THE NECKS

Lennox Theatre, February 4

9/10

Necks photo credit Matias Coral lo res copy
Lloyd Swanton, Tony buck and Chris Abrahams: the journey continues. Photo: Matias Coral.

 

Of late the Necks’ three members have routinely charted three parallel courses in their long improvisations, with points of intersection or convergence being optional. Here they responded to one another harmonically and rhythmically for most of both journeys, and the totality of the interaction in the first was close to miraculous.

Bassist Lloyd Swanton launched it with a strummed ostinato that left the field wide open for pianist Chris Abrahams and drummer Tony Buck.
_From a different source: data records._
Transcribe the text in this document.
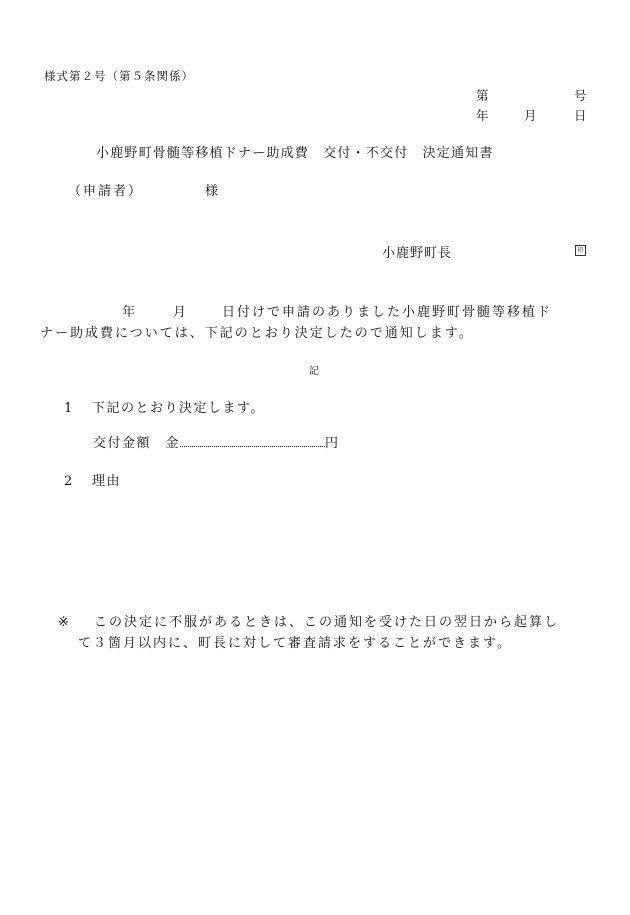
様式第２号（第５条関係）
第	号
年	月	日
小鹿野町骨髄等移植ドナー助成費　交付・不交付　決定通知書
（申請者）	様
小鹿野町長	印
年	月	日付けで申請のありました小鹿野町骨髄等移植ド
ナー助成費については、下記のとおり決定したので通知します。
記
1 下記のとおり決定します。
交付金額　金	円
2 理由
※ この決定に不服があるときは、この通知を受けた日の翌日から起算し
て３箇月以内に、町長に対して審査請求をすることができます。
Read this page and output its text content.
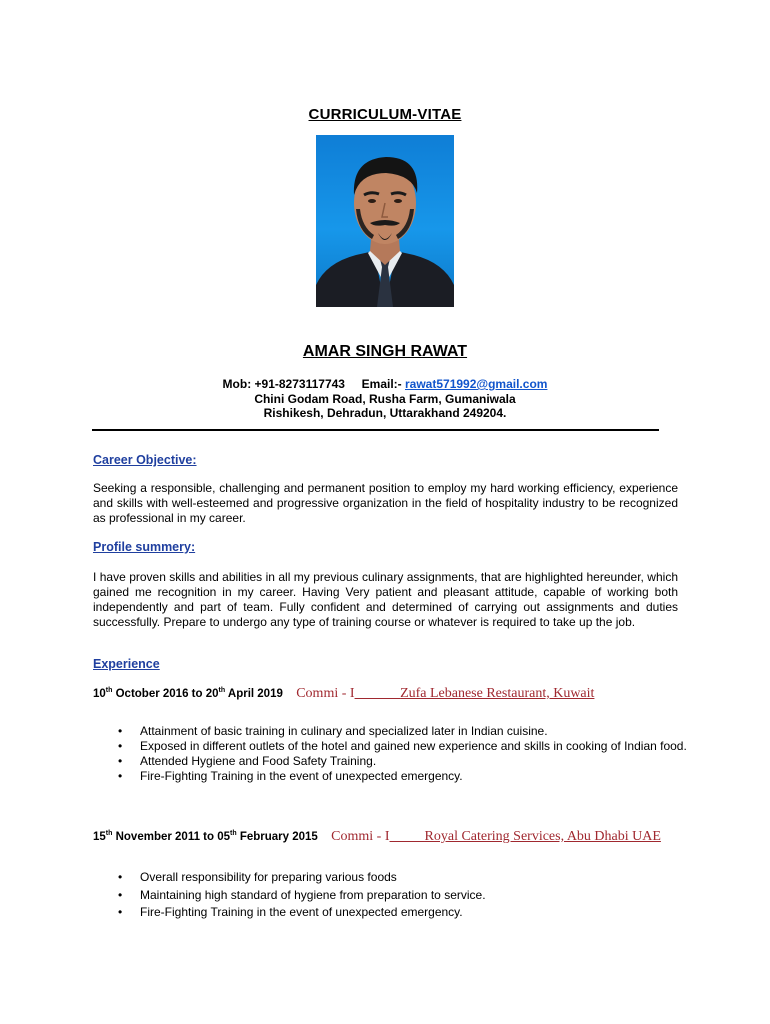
CURRICULUM-VITAE
AMAR SINGH RAWAT
Mob: +91-8273117743 Email:- rawat571992@gmail.com
Chini Godam Road, Rusha Farm, Gumaniwala
Rishikesh, Dehradun, Uttarakhand 249204.
Career Objective:
Seeking a responsible, challenging and permanent position to employ my hard working efficiency, experience and skills with well-esteemed and progressive organization in the field of hospitality industry to be recognized as professional in my career.
Profile summery:
I have proven skills and abilities in all my previous culinary assignments, that are highlighted hereunder, which gained me recognition in my career. Having Very patient and pleasant attitude, capable of working both independently and part of team. Fully confident and determined of carrying out assignments and duties successfully. Prepare to undergo any type of training course or whatever is required to take up the job.
Experience
10th October 2016 to 20th April 2019 Commi - I	Zufa Lebanese Restaurant, Kuwait
• Attainment of basic training in culinary and specialized later in Indian cuisine.
• Exposed in different outlets of the hotel and gained new experience and skills in cooking of Indian food.
• Attended Hygiene and Food Safety Training.
• Fire-Fighting Training in the event of unexpected emergency.
15th November 2011 to 05th February 2015 Commi - I	Royal Catering Services, Abu Dhabi UAE
• Overall responsibility for preparing various foods
• Maintaining high standard of hygiene from preparation to service.
• Fire-Fighting Training in the event of unexpected emergency.
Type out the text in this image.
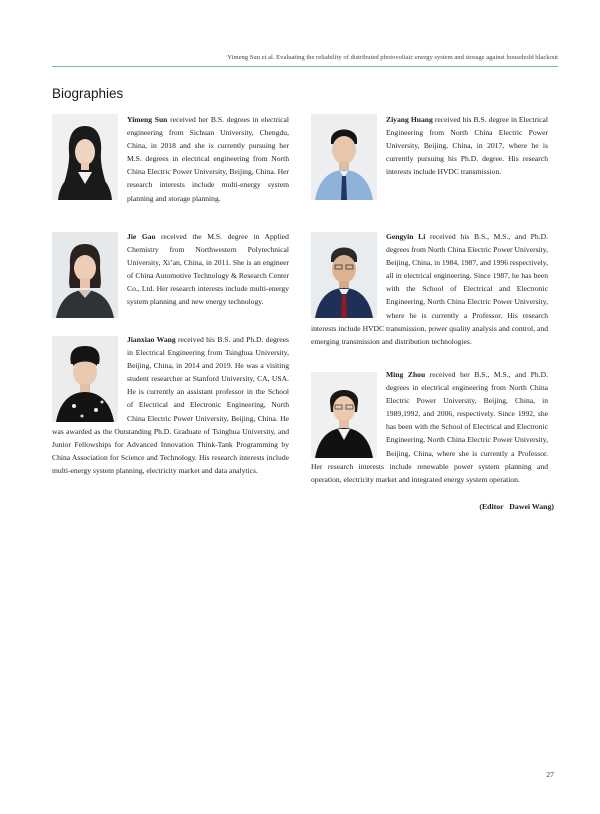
Yimeng Sun et al. Evaluating the reliability of distributed photovoltaic energy system and storage against household blackout
Biographies

Yimeng Sun received her B.S. degrees in electrical engineering from Sichuan University, Chengdu, China, in 2018 and she is currently pursuing her M.S. degrees in electrical engineering from North China Electric Power University, Beijing, China. Her research interests include multi-energy system planning and storage planning.

Jie Gao received the M.S. degree in Applied Chemistry from Northwestern Polytechnical University, Xi’an, China, in 2011. She is an engineer of China Automotive Technology & Research Center Co., Ltd. Her research interests include multi-energy system planning and new energy technology.

Jianxiao Wang received his B.S. and Ph.D. degrees in Electrical Engineering from Tsinghua University, Beijing, China, in 2014 and 2019. He was a visiting student researcher at Stanford University, CA, USA. He is currently an assistant professor in the School of Electrical and Electronic Engineering, North China Electric Power University, Beijing, China. He was awarded as the Outstanding Ph.D. Graduate of Tsinghua University, and Junior Fellowships for Advanced Innovation Think-Tank Programming by China Association for Science and Technology. His research interests include multi-energy system planning, electricity market and data analytics.

Ziyang Huang received his B.S. degree in Electrical Engineering from North China Electric Power University, Beijing, China, in 2017, where he is currently pursuing his Ph.D. degree. His research interests include HVDC transmission.

Gengyin Li received his B.S., M.S., and Ph.D. degrees from North China Electric Power University, Beijing, China, in 1984, 1987, and 1996 respectively, all in electrical engineering. Since 1987, he has been with the School of Electrical and Electronic Engineering, North China Electric Power University, where he is currently a Professor. His research interests include HVDC transmission, power quality analysis and control, and emerging transmission and distribution technologies.

Ming Zhou received her B.S., M.S., and Ph.D. degrees in electrical engineering from North China Electric Power University, Beijing, China, in 1989,1992, and 2006, respectively. Since 1992, she has been with the School of Electrical and Electronic Engineering, North China Electric Power University, Beijing, China, where she is currently a Professor. Her research interests include renewable power system planning and operation, electricity market and integrated energy system operation.

(Editor   Dawei Wang)
27
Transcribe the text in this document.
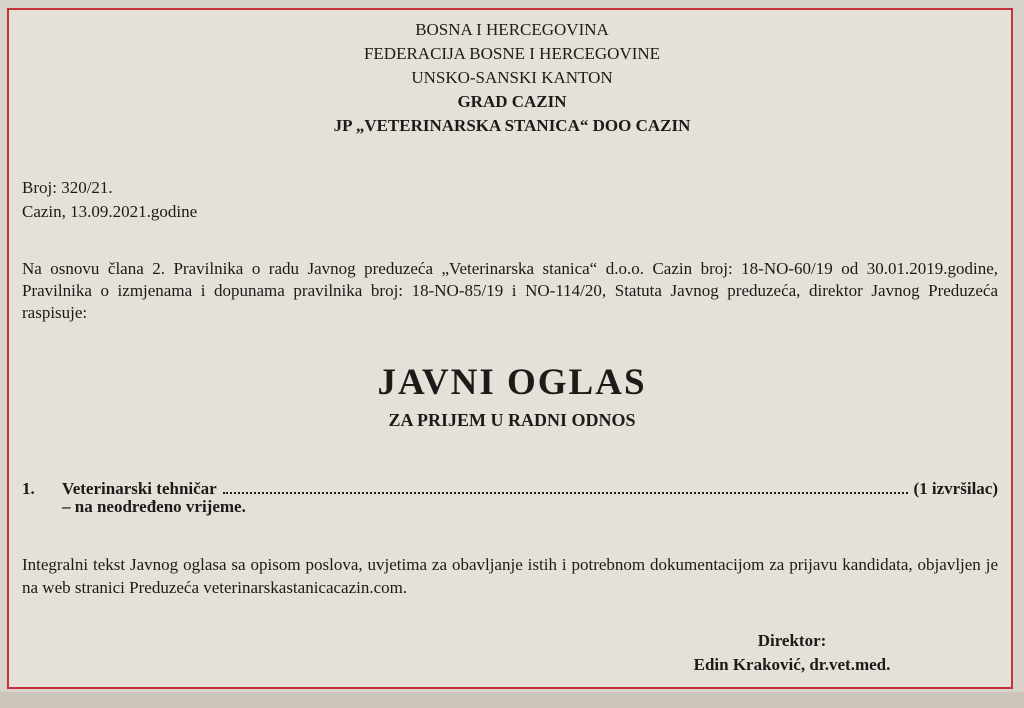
BOSNA I HERCEGOVINA
FEDERACIJA BOSNE I HERCEGOVINE
UNSKO-SANSKI KANTON
GRAD CAZIN
JP „VETERINARSKA STANICA“ DOO CAZIN
Broj: 320/21.
Cazin, 13.09.2021.godine
Na osnovu člana 2. Pravilnika o radu Javnog preduzeća „Veterinarska stanica“ d.o.o. Cazin broj: 18-NO-60/19 od 30.01.2019.godine, Pravilnika o izmjenama i dopunama pravilnika broj: 18-NO-85/19 i NO-114/20, Statuta Javnog preduzeća, direktor Javnog Preduzeća raspisuje:
JAVNI OGLAS
ZA PRIJEM U RADNI ODNOS
1.	Veterinarski tehničar	(1 izvršilac)
– na neodređeno vrijeme.
Integralni tekst Javnog oglasa sa opisom poslova, uvjetima za obavljanje istih i potrebnom dokumentacijom za prijavu kandidata, objavljen je na web stranici Preduzeća veterinarskastanicacazin.com.
Direktor:
Edin Kraković, dr.vet.med.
Even when Buck added rhythmic chatter with a shaker and a brush this was still music in limbo, until Abrahams made it concrete with a crystalline refrain that, paradoxically, also felt so fragile it might snap.

The Necks res Ken Leanfore
Photo: Ken Leanfore.

Initially Abrahams just draped these delicate wisps of melody over the soft, insistent pulse, but as the density swelled the cohesion became so profound that the band sounded as if it were one person and a whole orchestra simultaneously. The anguish of Swanton’s bowed harmonics was almost swept away by the rhythmic deluge unleashed by the others, and when he put the bow aside the denouement commenced: a slow unwinding to a unison ending that had all the inevitability of a notated composition. This was the finest work I’ve heard from the Necks in the flesh. Ever.

The second improvisation had flashes of such heights without the consistency. It began with a lyrical little dance from the piano that seemed so self-contained one wondered how the others would find a way in. When Swanton opted for a repeated long, low bowed note, Abrahams dashed his motif into fragments, as though looking at it through a kaleidoscope. Buck’s entry was sparse, his tinkling bells – being close-miked and heard through overhead speakers – resembling rain, to which he added a heartbeat pulse on his floor-tom rim. Collectively they constructed a monstrous intensity, but also something of a stasis, which Swanton broke by again using bowed harmonics, this time to striking bird-like effect, the piece concluding with willowy, jazzy piano.

The Necks: Camelot Lounge, February 25-26, March 3; Blue Mountains Theatre, March 2.